If you are unable to obtain a remortgage, the IVA can be extended for up to 12 months.
- Details of the IVA will be held on a public register maintained by the Insolvency Service.
- There are restrictions on the expenditure of a person who enters into an IVA.
How much will it cost?
The Insolvency Practitioner will charge fees for its role as the nominee and as the supervisor. A separate fee is payable for the Insolvency Practitioner’s work in each of these roles.
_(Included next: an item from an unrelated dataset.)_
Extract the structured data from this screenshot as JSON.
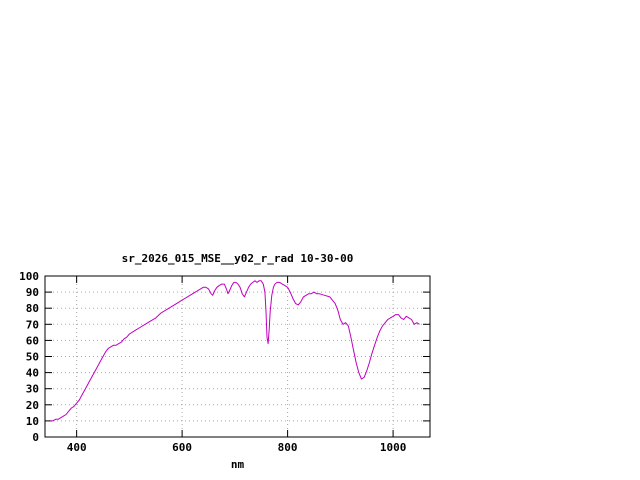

The Insolvency Practitioner will also charge you for various additional expenses.
Money Village will be paid a referral fee by the Insolvency Practitioner, if we handle the application on your behalf.
The nominee fee is likely to be about £1500. This covers the Insolvency Practitioner’s work in setting up arrangement such as creating the actual proposal to your creditors, establishing a meeting with the creditor to discuss the proposal and considering any changes the creditors may request.
The Insolvency Practitioner will be paid the nominee fee out of the first payments you make into the IVA and these will not be paid to your creditors. This means your accounts will go into arrears (or further into arrears).
The supervisor’s fee covers the on-going monitoring and supervision of the IVA. These fees will be taken from your monthly contribution to the IVA and will be disclosed in full by the Insolvency Practitioner before you agree to proceed. The total fee will typically be around £3000 to £3500.
The calculation of the supervisor’s costs and fees will depend on the proposal and is therefore subject to your individual circumstances so the above is only an estimate of the likely costs.
A significant amount of your payments are taken to meet your Insolvency Practitioner’s fees, so if your IVA fails you will remain liable for the balance of your debt and the balance of any fees already incurred. It is therefore essential that you maintain the agreed level of monthly payment.
A client has 6 unsecured debts totalling £30,000, with contractual repayments of £500 per month.
An Insolvency Practitioner (IP) assesses that the client can only afford to pay £250 towards the debts.
An IVA is agreed by all the creditors- £250 per month (which includes the fees and costs mentioned above) is paid for 5 years.
At the end of the term, the total paid would be £15,000 and the remaining £15,000 would be written off by the creditors.
This assumes that repayments have been maintained for the full 5 year term and that there is no equity in a property or other assets/windfalls become available.
If equity is available, then the client may be asked to remortgage up to a maximum of 85% of the property value, which increases the amount repaid.
If the client has a property, but is unable to remortgage, then the term may be extended by 1 year.
This increases the term to 6 years and the total repayable, in this example, would be £18,000.